Marie-Cécilia Duvernoy note en effet dans Le Figaro que « comme pour les fongicides déjà existants, de nouveaux pesticides ont le potentiel de rendre les traitements médicaux inefficaces, annonce une étude publiée dans Nature ».
La journaliste explique que « le problème est connu depuis plus de 20 ans pour les antifongiques azolés, la famille de molécules la plus utilisée pour combattre les champignons indésirables. Particulièrement efficaces, ils sont employés comme pesticides dans l’agriculture et le traitement du bois, mais aussi en médecine, où ils sont privilégiés en premier traitement des infections fongiques car ils sont bien supportés par l’organisme et protègent contre la plupart des champignons pathogènes ».
Marie-Cécilia Duvernoy souligne cependant que « cette utilisation massive crée des résistances ». Steffi Rocchi, chercheuse associée au laboratoire Chrono Environnement de Besançon, indique ainsi : « On s’est rendu compte que certains patients avaient des infections pulmonaires à champignon, notamment Aspergillus fumigatus, avec des souches qui étaient résistantes aux traitements médicaux ».
La chercheuse précise : « On connaissait le cas de patients traités avec un antifongique et chez qui le champignon va devenir résistant, comme pour les bactéries avec les antibiotiques.
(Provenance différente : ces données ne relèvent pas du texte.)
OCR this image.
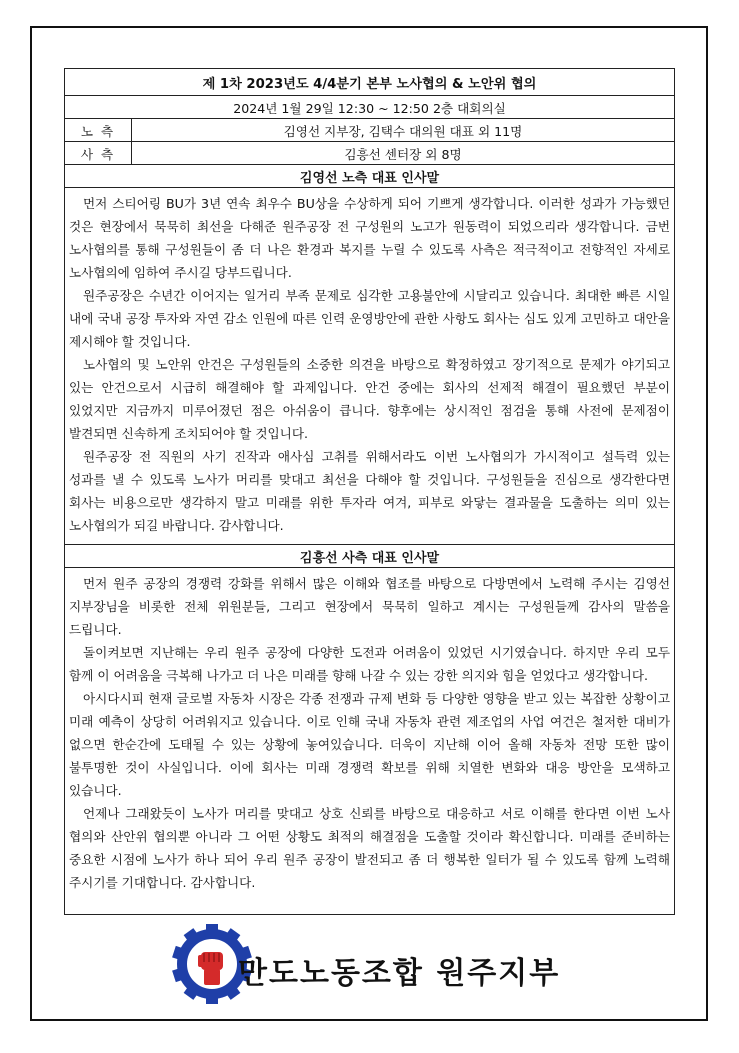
제 1차 2023년도 4/4분기 본부 노사협의 & 노안위 협의	
2024년 1월 29일 12:30 ~ 12:50 2층 대회의실	
노 측	김영선 지부장, 김택수 대의원 대표 외 11명
사 측	김흥선 센터장 외 8명
김영선 노측 대표 인사말	

먼저 스티어링 BU가 3년 연속 최우수 BU상을 수상하게 되어 기쁘게 생각합니다. 이러한 성과가 가능했던 것은 현장에서 묵묵히 최선을 다해준 원주공장 전 구성원의 노고가 원동력이 되었으리라 생각합니다. 금번 노사협의를 통해 구성원들이 좀 더 나은 환경과 복지를 누릴 수 있도록 사측은 적극적이고 전향적인 자세로 노사협의에 임하여 주시길 당부드립니다.

원주공장은 수년간 이어지는 일거리 부족 문제로 심각한 고용불안에 시달리고 있습니다. 최대한 빠른 시일 내에 국내 공장 투자와 자연 감소 인원에 따른 인력 운영방안에 관한 사항도 회사는 심도 있게 고민하고 대안을 제시해야 할 것입니다.

노사협의 및 노안위 안건은 구성원들의 소중한 의견을 바탕으로 확정하였고 장기적으로 문제가 야기되고 있는 안건으로서 시급히 해결해야 할 과제입니다. 안건 중에는 회사의 선제적 해결이 필요했던 부분이 있었지만 지금까지 미루어졌던 점은 아쉬움이 큽니다. 향후에는 상시적인 점검을 통해 사전에 문제점이 발견되면 신속하게 조치되어야 할 것입니다.

원주공장 전 직원의 사기 진작과 애사심 고취를 위해서라도 이번 노사협의가 가시적이고 설득력 있는 성과를 낼 수 있도록 노사가 머리를 맞대고 최선을 다해야 할 것입니다. 구성원들을 진심으로 생각한다면 회사는 비용으로만 생각하지 말고 미래를 위한 투자라 여겨, 피부로 와닿는 결과물을 도출하는 의미 있는 노사협의가 되길 바랍니다. 감사합니다.	

김흥선 사측 대표 인사말	

먼저 원주 공장의 경쟁력 강화를 위해서 많은 이해와 협조를 바탕으로 다방면에서 노력해 주시는 김영선 지부장님을 비롯한 전체 위원분들, 그리고 현장에서 묵묵히 일하고 계시는 구성원들께 감사의 말씀을 드립니다.

돌이켜보면 지난해는 우리 원주 공장에 다양한 도전과 어려움이 있었던 시기였습니다. 하지만 우리 모두 함께 이 어려움을 극복해 나가고 더 나은 미래를 향해 나갈 수 있는 강한 의지와 힘을 얻었다고 생각합니다.

아시다시피 현재 글로벌 자동차 시장은 각종 전쟁과 규제 변화 등 다양한 영향을 받고 있는 복잡한 상황이고 미래 예측이 상당히 어려워지고 있습니다. 이로 인해 국내 자동차 관련 제조업의 사업 여건은 철저한 대비가 없으면 한순간에 도태될 수 있는 상황에 놓여있습니다. 더욱이 지난해 이어 올해 자동차 전망 또한 많이 불투명한 것이 사실입니다. 이에 회사는 미래 경쟁력 확보를 위해 치열한 변화와 대응 방안을 모색하고 있습니다.

언제나 그래왔듯이 노사가 머리를 맞대고 상호 신뢰를 바탕으로 대응하고 서로 이해를 한다면 이번 노사 협의와 산안위 협의뿐 아니라 그 어떤 상황도 최적의 해결점을 도출할 것이라 확신합니다. 미래를 준비하는 중요한 시점에 노사가 하나 되어 우리 원주 공장이 발전되고 좀 더 행복한 일터가 될 수 있도록 함께 노력해 주시기를 기대합니다. 감사합니다.	

만도노동조합 원주지부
Mais là c’était chez des patients qui n’avaient jamais eu de traitement antifongique auparavant ! C’est comme ça que les recherches se sont tournées vers l’environnement ».
Steffi Rocchi relève en effet : « Il a été montré que les fongicides azolés utilisés en médecine ont des “cousins”, avec les mêmes structures chimiques, qui sont utilisés en agriculture. Les Aspergillus, qui sont naturellement présents dans les sols, sont exposés à ces molécules agricoles et développent des mécanismes de résistance ».
Marie-Cécilia Duvernoy remarque que « le problème de santé publique est réel car ces antifongiques azolés sont le traitement de première intention contre le champignon Aspergillus fumigatus, un pathogène responsable de plus de 600.000 morts chaque année à travers le monde ».
« Dans certaines régions, comme les Pays-Bas, plus de 20% des souches d’Aspergillus sont résistantes aux fongicides azolés. Le phénomène est également documenté en France, mais la statistique est incertaine », poursuit la journaliste.
Marie-Cécilia Duvernoy rappelle qu’« un patient atteint d’une infection résistante a seulement 10% de chance d’y survivre si aucune alternative thérapeutique n’est proposée. Dans un tel contexte, trouver de nouveaux composés est impératif car «il y a très peu de molécules antifongiques», alerte Steffi Rocchi, et toutes ne sont pas aussi efficaces ou bien tolérées que les azolés ».
La journaliste note enfin que « les auteurs de l’étude tirent la sonnette d’alarme ». Ils écrivent dans Nature que « si l’utilisation de produits agrochimiques mène à nouveau à des résistances aux antifongiques cliniques de nouvelle génération, nous limiterons notre capacité future à traiter Aspergillus fumigatus et potentiellement d’autres infections fongiques filamenteuses ».
Steffi Rocchi ajoute : « Il faut qu’on arrive à sortir de cette agriculture avec un usage important des pesticides, mais ça ne va pas se faire du jour au lendemain. Il faut accompagner les agriculteurs et que les choses soient réfléchies ».